Prep 5 mins
Cook 45 mins
This is one of my favorite ways to make chicken, and it's incredibly simple. This is one of the recipes my sister Terry put in a little self-published cookbook she gave family members (OMG) thirty years ago as a holiday present. As mine is falling apart, I'm posting these recipes here both to save for me, and to share with everyone.
- 4 -6 chicken breasts, bone-in
- 1 garlic clove, minced
- 1⁄4 cup butter or 1⁄4 cup margarine
- 1⁄2 cup honey
- 2 tablespoons curry powder (I prefer Madras)
- Preheat the over to 350.
- In a small saucepan, melt butter with garlic, curry and honey. Add a dash or two of salt. Stir until well blended.
- Put chicken breasts skin side up in a baking dish, and spread some of the curry mixture over chicken breasts.
- Bake about 45 minutes, basting every 15 minutes with the curry mixture.
- Serve over white or curried rice. For an extra touch, serve with condiments like chutney and/or chopped peanuts.
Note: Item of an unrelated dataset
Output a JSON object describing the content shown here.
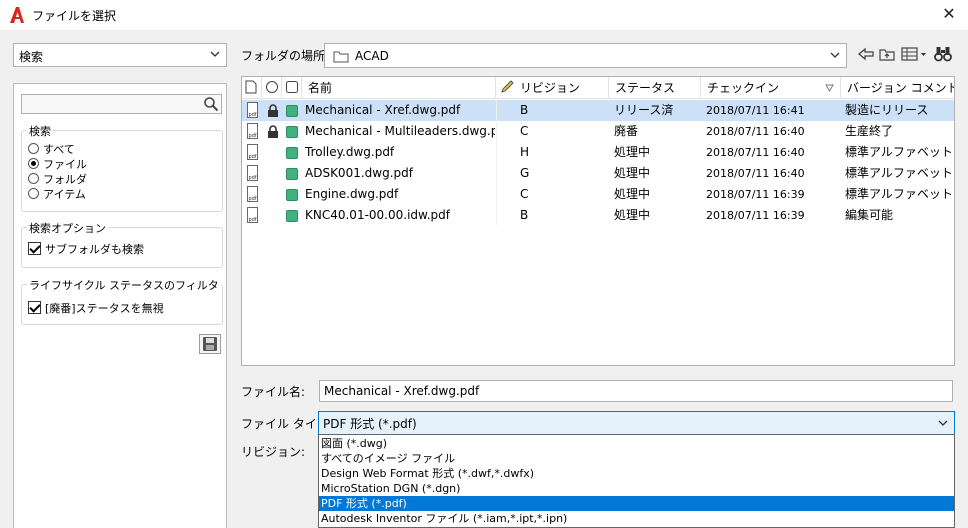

To start we like this recipe and will make it again but with more heat. Next time I will add more curry powder and red pepper flakes to heat it up some. The peanuts really added a nice touch. Next time I'll try to have some chutney to go with it.
This is a great recipe. It comes together so easily, and tastes really great, the blend of sweet and spicy is perfect.I followed the recipe exactly, except that I used boneless chicken breasts. I'll probably be using this a a stand-by meal quite often.